IO_uring Zerocopy Send Is Ready For Linux 5.20 Networking
For months Pavel Begunkov has been working on IO_uring zero-copy send support and now it's all buttoned up and ready to be merged come Linux 5.20. The benchmarks have been looking great and the code is now mature enough for mainline.
As of yesterday the "io_uring-zerocopy-send" support was queued into net-next as the networking subsystem code for the next kernel merge window.
The patchset implements io_uring zerocopy send. It works with both registered and normal buffers, mixing is allowed but not recommended. Apart from usual request completions, just as with MSG_ZEROCOPY, io_uring separately notifies the userspace when buffers are freed and can be reused (see API design below), which is delivered into io_uring's Completion Queue. Those "buffer-free" notifications are not necessarily per request, but the userspace has control over it and should explicitly attaching a number of requests to a single notification. The series also adds some internal optimisations when used with registered buffers like removing page referencing.
From the kernel networking perspective there are two main changes. The first one is passing ubuf_info into the network layer from io_uring (inside of an in kernel struct msghdr).
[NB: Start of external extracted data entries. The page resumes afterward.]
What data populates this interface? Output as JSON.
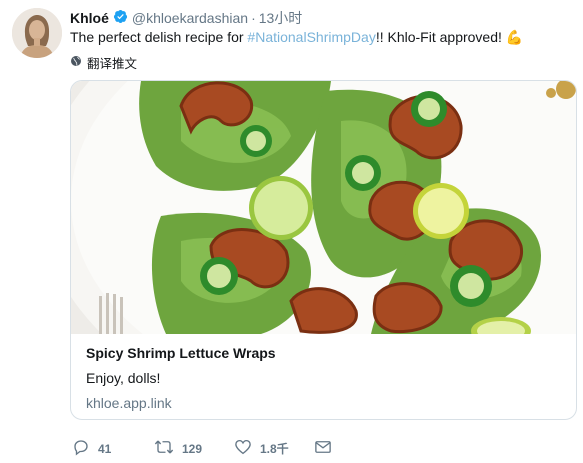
{
  "tweet": {
    "author_name": "Khloé",
    "handle": "@khloekardashian",
    "separator": "·",
    "time": "13小时",
    "text_before": "The perfect delish recipe for ",
    "hashtag": "#NationalShrimpDay",
    "text_after": "!! Khlo-Fit approved! 💪",
    "translate_label": "翻译推文"
  },
  "card": {
    "title": "Spicy Shrimp Lettuce Wraps",
    "description": "Enjoy, dolls!",
    "link": "khloe.app.link"
  },
  "actions": {
    "reply_count": "41",
    "retweet_count": "129",
    "like_count": "1.8千"
  },
  "colors": {
    "accent": "#1da1f2",
    "hashtag": "#7ab3d9",
    "muted": "#657786"
  },
  "icons": [
    "verified-badge-icon",
    "globe-icon",
    "reply-icon",
    "retweet-icon",
    "heart-icon",
    "envelope-icon"
  ]
}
This allows extra optimisations, e.g. ubuf_info caching on the io_uring side, but also helps to avoid cross-referencing and synchronisation problems. The second part is an optional optimisation removing page referencing for requests with registered buffers.
Queued via for-5.20/io_uring-zerocopy-send are the IO_uring side changes queued up by maintainer Jens Axboe. Linux 5.20 is shaping up to be a big kernel.
Jakub merged the prep net series for the io_uring tx zerocopy support:https://t.co/l6Axk5WUr9
— Jens Axboe (@axboe) July 20, 2022
and I staged the remaining bits on top of that:https://t.co/35veXfsMVM
5.20 is shaping up nicely!